University staff are discussing whether to bring the group home immediately, and whether and when to continue the current research. The Amundsen needs a new helicopter and it can’t sail until it has a new captain, Barber said.
Some people say the Arctic is too dangerous for people, that research should be done through satellites and other technology. Barber rejects that view and he said Hochheim shared that opinion.
"We represent a group of scientists, we’re boots-on-the-ground people, by definition, that’s in harm’s way," said Barber. "They’re (tragedies) traumatic when they happen, but they should not deter us.
"We don’t do it for a paycheque, we do it because it makes a difference" to everyone on the planet to know what climate change is doing to the Arctic sea ice, he declared.
Barber and Hochheim go back 30 years, to when Barber hired the Winnipeg-born Hochheim to work in a small environmental consulting firm. Later, Hochheim joined Barber in academia.

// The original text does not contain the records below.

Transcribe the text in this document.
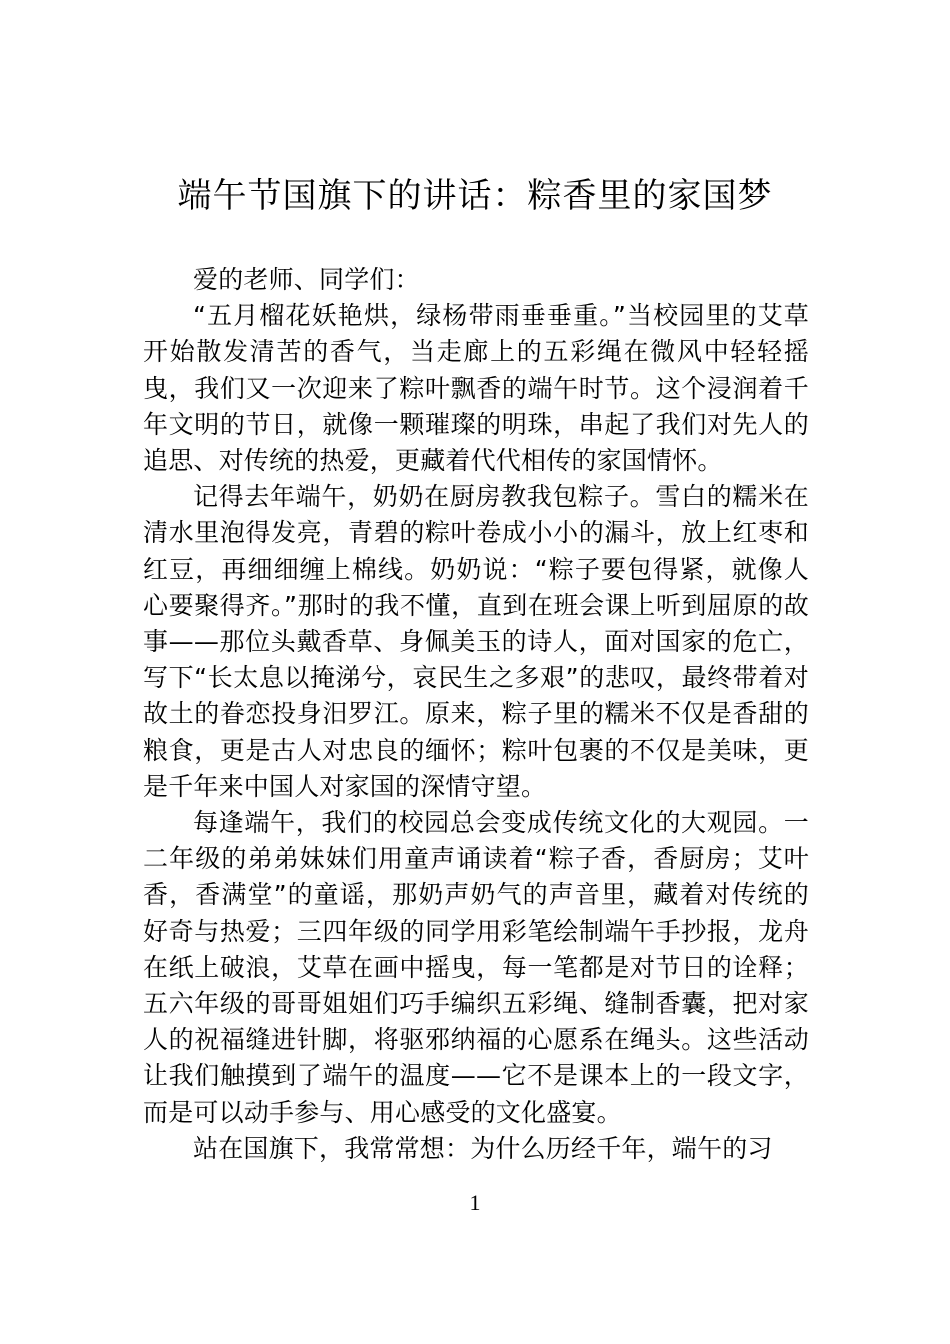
端午节国旗下的讲话：粽香里的家国梦

爱的老师、同学们：

“五月榴花妖艳烘，绿杨带雨垂垂重。”当校园里的艾草开始散发清苦的香气，当走廊上的五彩绳在微风中轻轻摇曳，我们又一次迎来了粽叶飘香的端午时节。这个浸润着千年文明的节日，就像一颗璀璨的明珠，串起了我们对先人的追思、对传统的热爱，更藏着代代相传的家国情怀。

记得去年端午，奶奶在厨房教我包粽子。雪白的糯米在清水里泡得发亮，青碧的粽叶卷成小小的漏斗，放上红枣和红豆，再细细缠上棉线。奶奶说：“粽子要包得紧，就像人心要聚得齐。”那时的我不懂，直到在班会课上听到屈原的故事——那位头戴香草、身佩美玉的诗人，面对国家的危亡，写下“长太息以掩涕兮，哀民生之多艰”的悲叹，最终带着对故土的眷恋投身汨罗江。原来，粽子里的糯米不仅是香甜的粮食，更是古人对忠良的缅怀；粽叶包裹的不仅是美味，更是千年来中国人对家国的深情守望。

每逢端午，我们的校园总会变成传统文化的大观园。一二年级的弟弟妹妹们用童声诵读着“粽子香，香厨房；艾叶香，香满堂”的童谣，那奶声奶气的声音里，藏着对传统的好奇与热爱；三四年级的同学用彩笔绘制端午手抄报，龙舟在纸上破浪，艾草在画中摇曳，每一笔都是对节日的诠释；五六年级的哥哥姐姐们巧手编织五彩绳、缝制香囊，把对家人的祝福缝进针脚，将驱邪纳福的心愿系在绳头。这些活动让我们触摸到了端午的温度——它不是课本上的一段文字，而是可以动手参与、用心感受的文化盛宴。

站在国旗下，我常常想：为什么历经千年，端午的习

1
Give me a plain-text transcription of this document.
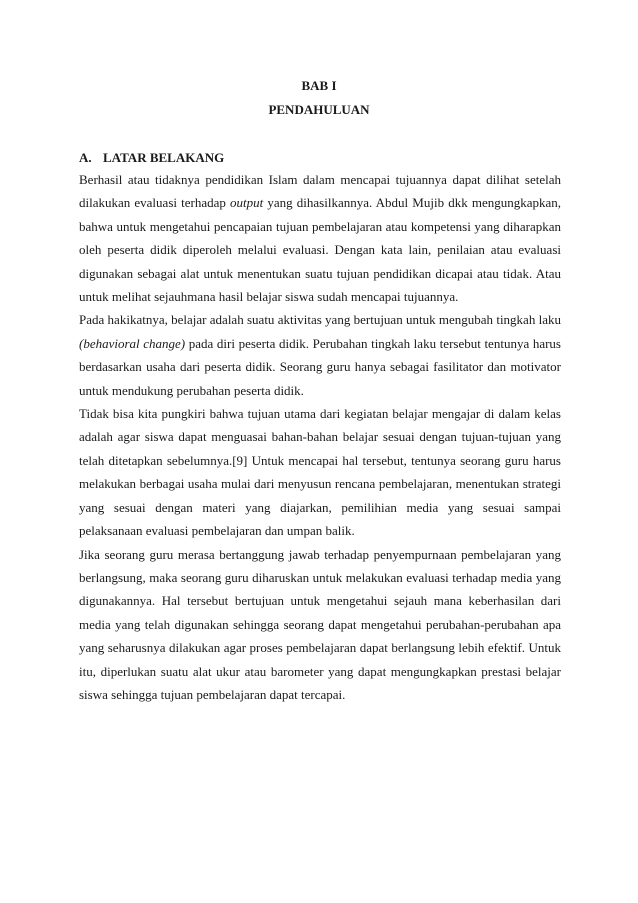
BAB I
PENDAHULUAN
A. LATAR BELAKANG

Berhasil atau tidaknya pendidikan Islam dalam mencapai tujuannya dapat dilihat setelah dilakukan evaluasi terhadap output yang dihasilkannya. Abdul Mujib dkk mengungkapkan, bahwa untuk mengetahui pencapaian tujuan pembelajaran atau kompetensi yang diharapkan oleh peserta didik diperoleh melalui evaluasi. Dengan kata lain, penilaian atau evaluasi digunakan sebagai alat untuk menentukan suatu tujuan pendidikan dicapai atau tidak. Atau untuk melihat sejauhmana hasil belajar siswa sudah mencapai tujuannya.

Pada hakikatnya, belajar adalah suatu aktivitas yang bertujuan untuk mengubah tingkah laku (behavioral change) pada diri peserta didik. Perubahan tingkah laku tersebut tentunya harus berdasarkan usaha dari peserta didik. Seorang guru hanya sebagai fasilitator dan motivator untuk mendukung perubahan peserta didik.

Tidak bisa kita pungkiri bahwa tujuan utama dari kegiatan belajar mengajar di dalam kelas adalah agar siswa dapat menguasai bahan-bahan belajar sesuai dengan tujuan-tujuan yang telah ditetapkan sebelumnya.[9] Untuk mencapai hal tersebut, tentunya seorang guru harus melakukan berbagai usaha mulai dari menyusun rencana pembelajaran, menentukan strategi yang sesuai dengan materi yang diajarkan, pemilihian media yang sesuai sampai pelaksanaan evaluasi pembelajaran dan umpan balik.

Jika seorang guru merasa bertanggung jawab terhadap penyempurnaan pembelajaran yang berlangsung, maka seorang guru diharuskan untuk melakukan evaluasi terhadap media yang digunakannya. Hal tersebut bertujuan untuk mengetahui sejauh mana keberhasilan dari media yang telah digunakan sehingga seorang dapat mengetahui perubahan-perubahan apa yang seharusnya dilakukan agar proses pembelajaran dapat berlangsung lebih efektif. Untuk itu, diperlukan suatu alat ukur atau barometer yang dapat mengungkapkan prestasi belajar siswa sehingga tujuan pembelajaran dapat tercapai.
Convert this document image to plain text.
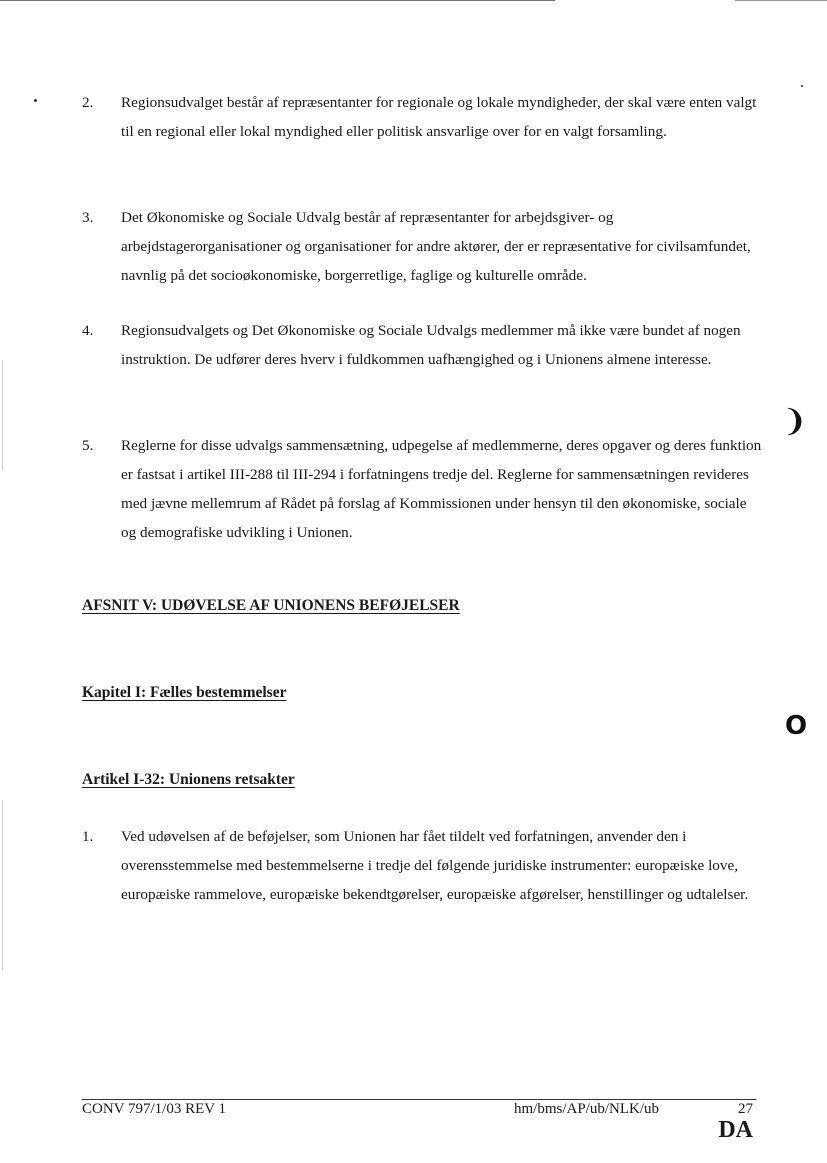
2. Regionsudvalget består af repræsentanter for regionale og lokale myndigheder, der skal være enten valgt til en regional eller lokal myndighed eller politisk ansvarlige over for en valgt forsamling.
3. Det Økonomiske og Sociale Udvalg består af repræsentanter for arbejdsgiver- og arbejdstagerorganisationer og organisationer for andre aktører, der er repræsentative for civilsamfundet, navnlig på det socioøkonomiske, borgerretlige, faglige og kulturelle område.
4. Regionsudvalgets og Det Økonomiske og Sociale Udvalgs medlemmer må ikke være bundet af nogen instruktion. De udfører deres hverv i fuldkommen uafhængighed og i Unionens almene interesse.
5. Reglerne for disse udvalgs sammensætning, udpegelse af medlemmerne, deres opgaver og deres funktion er fastsat i artikel III-288 til III-294 i forfatningens tredje del. Reglerne for sammensætningen revideres med jævne mellemrum af Rådet på forslag af Kommissionen under hensyn til den økonomiske, sociale og demografiske udvikling i Unionen.
AFSNIT V: UDØVELSE AF UNIONENS BEFØJELSER
Kapitel I: Fælles bestemmelser
Artikel I-32: Unionens retsakter
1. Ved udøvelsen af de beføjelser, som Unionen har fået tildelt ved forfatningen, anvender den i overensstemmelse med bestemmelserne i tredje del følgende juridiske instrumenter: europæiske love, europæiske rammelove, europæiske bekendtgørelser, europæiske afgørelser, henstillinger og udtalelser.
❩
O
CONV 797/1/03 REV 1	hm/bms/AP/ub/NLK/ub	27
DA
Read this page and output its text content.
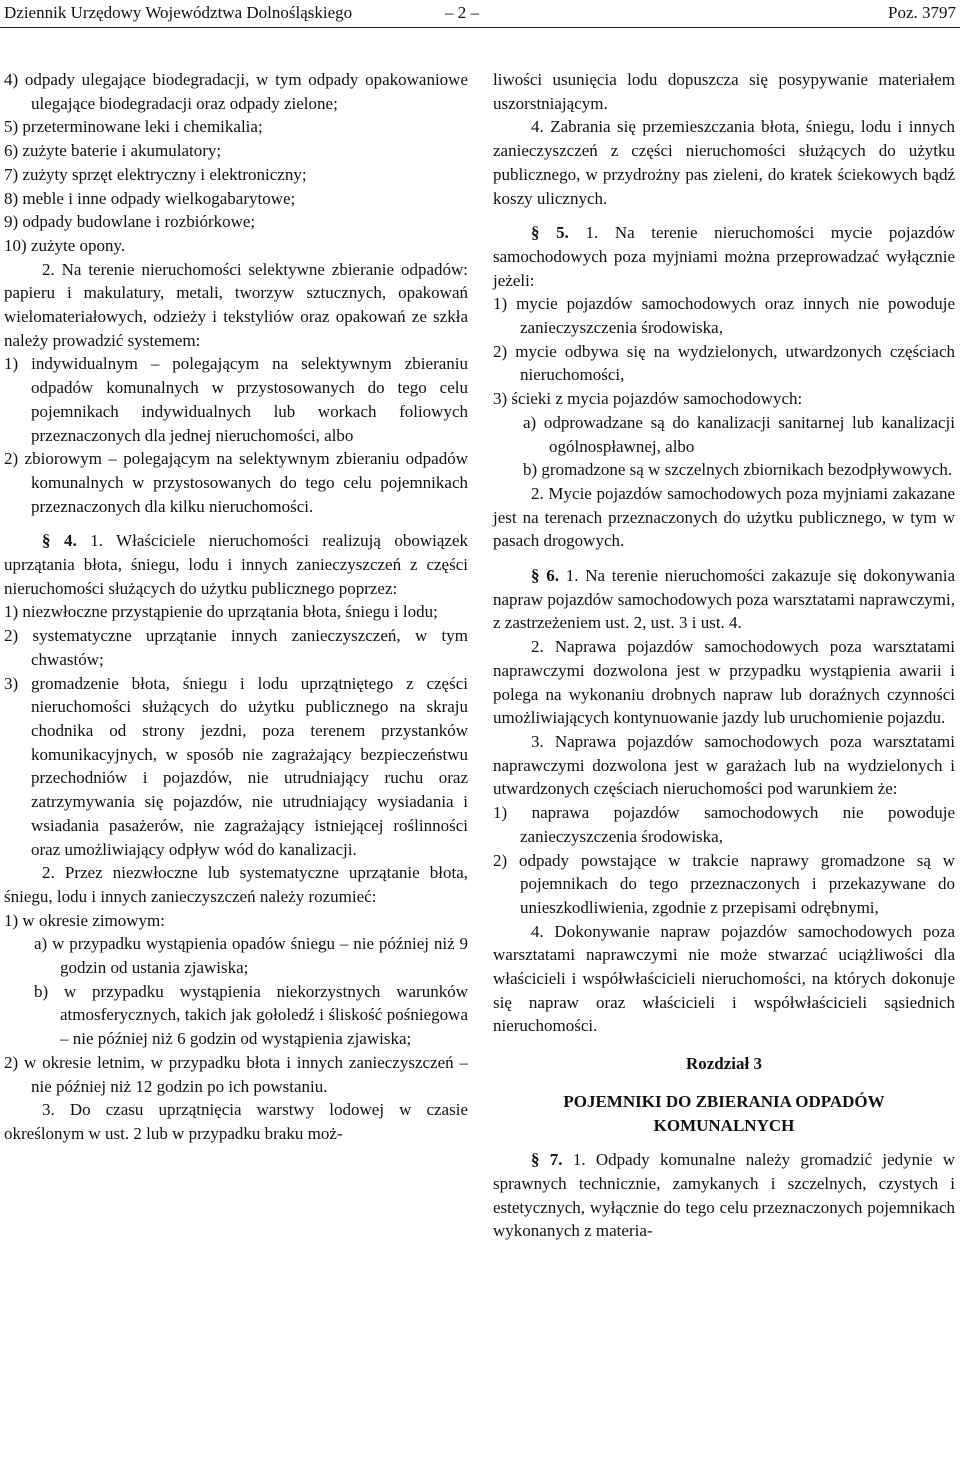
Dziennik Urzędowy Województwa Dolnośląskiego	– 2 –	Poz. 3797

4) odpady ulegające biodegradacji, w tym odpady opakowaniowe ulegające biodegradacji oraz odpady zielone;

5) przeterminowane leki i chemikalia;

6) zużyte baterie i akumulatory;

7) zużyty sprzęt elektryczny i elektroniczny;

8) meble i inne odpady wielkogabarytowe;

9) odpady budowlane i rozbiórkowe;

10) zużyte opony.

2. Na terenie nieruchomości selektywne zbieranie odpadów: papieru i makulatury, metali, tworzyw sztucznych, opakowań wielomateriałowych, odzieży i tekstyliów oraz opakowań ze szkła należy prowadzić systemem:

1) indywidualnym – polegającym na selektywnym zbieraniu odpadów komunalnych w przystosowanych do tego celu pojemnikach indywidualnych lub workach foliowych przeznaczonych dla jednej nieruchomości, albo

2) zbiorowym – polegającym na selektywnym zbieraniu odpadów komunalnych w przystosowanych do tego celu pojemnikach przeznaczonych dla kilku nieruchomości.

§ 4. 1. Właściciele nieruchomości realizują obowiązek uprzątania błota, śniegu, lodu i innych zanieczyszczeń z części nieruchomości służących do użytku publicznego poprzez:

1) niezwłoczne przystąpienie do uprzątania błota, śniegu i lodu;

2) systematyczne uprzątanie innych zanieczyszczeń, w tym chwastów;

3) gromadzenie błota, śniegu i lodu uprzątniętego z części nieruchomości służących do użytku publicznego na skraju chodnika od strony jezdni, poza terenem przystanków komunikacyjnych, w sposób nie zagrażający bezpieczeństwu przechodniów i pojazdów, nie utrudniający ruchu oraz zatrzymywania się pojazdów, nie utrudniający wysiadania i wsiadania pasażerów, nie zagrażający istniejącej roślinności oraz umożliwiający odpływ wód do kanalizacji.

2. Przez niezwłoczne lub systematyczne uprzątanie błota, śniegu, lodu i innych zanieczyszczeń należy rozumieć:

1) w okresie zimowym:

a) w przypadku wystąpienia opadów śniegu – nie później niż 9 godzin od ustania zjawiska;

b) w przypadku wystąpienia niekorzystnych warunków atmosferycznych, takich jak gołoledź i śliskość pośniegowa – nie później niż 6 godzin od wystąpienia zjawiska;

2) w okresie letnim, w przypadku błota i innych zanieczyszczeń – nie później niż 12 godzin po ich powstaniu.

3. Do czasu uprzątnięcia warstwy lodowej w czasie określonym w ust. 2 lub w przypadku braku moż-

liwości usunięcia lodu dopuszcza się posypywanie materiałem uszorstniającym.

4. Zabrania się przemieszczania błota, śniegu, lodu i innych zanieczyszczeń z części nieruchomości służących do użytku publicznego, w przydrożny pas zieleni, do kratek ściekowych bądź koszy ulicznych.

§ 5. 1. Na terenie nieruchomości mycie pojazdów samochodowych poza myjniami można przeprowadzać wyłącznie jeżeli:

1) mycie pojazdów samochodowych oraz innych nie powoduje zanieczyszczenia środowiska,

2) mycie odbywa się na wydzielonych, utwardzonych częściach nieruchomości,

3) ścieki z mycia pojazdów samochodowych:

a) odprowadzane są do kanalizacji sanitarnej lub kanalizacji ogólnospławnej, albo

b) gromadzone są w szczelnych zbiornikach bezodpływowych.

2. Mycie pojazdów samochodowych poza myjniami zakazane jest na terenach przeznaczonych do użytku publicznego, w tym w pasach drogowych.

§ 6. 1. Na terenie nieruchomości zakazuje się dokonywania napraw pojazdów samochodowych poza warsztatami naprawczymi, z zastrzeżeniem ust. 2, ust. 3 i ust. 4.

2. Naprawa pojazdów samochodowych poza warsztatami naprawczymi dozwolona jest w przypadku wystąpienia awarii i polega na wykonaniu drobnych napraw lub doraźnych czynności umożliwiających kontynuowanie jazdy lub uruchomienie pojazdu.

3. Naprawa pojazdów samochodowych poza warsztatami naprawczymi dozwolona jest w garażach lub na wydzielonych i utwardzonych częściach nieruchomości pod warunkiem że:

1) naprawa pojazdów samochodowych nie powoduje zanieczyszczenia środowiska,

2) odpady powstające w trakcie naprawy gromadzone są w pojemnikach do tego przeznaczonych i przekazywane do unieszkodliwienia, zgodnie z przepisami odrębnymi,

4. Dokonywanie napraw pojazdów samochodowych poza warsztatami naprawczymi nie może stwarzać uciążliwości dla właścicieli i współwłaścicieli nieruchomości, na których dokonuje się napraw oraz właścicieli i współwłaścicieli sąsiednich nieruchomości.

Rozdział 3

POJEMNIKI DO ZBIERANIA ODPADÓW KOMUNALNYCH

§ 7. 1. Odpady komunalne należy gromadzić jedynie w sprawnych technicznie, zamykanych i szczelnych, czystych i estetycznych, wyłącznie do tego celu przeznaczonych pojemnikach wykonanych z materia-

"He was very much a specialist in how climate is coupled with sea ice. He was especially a specialist on Hudson Bay."
Barber said that Hocheim’s work is required reading for his environment students at U of M: "It was seminal on how Hudson Bay works."
U of M said that flags will be lowered through the end of the week, and the university is discussing how best to memorialize Hochheim. He left a wife and three children.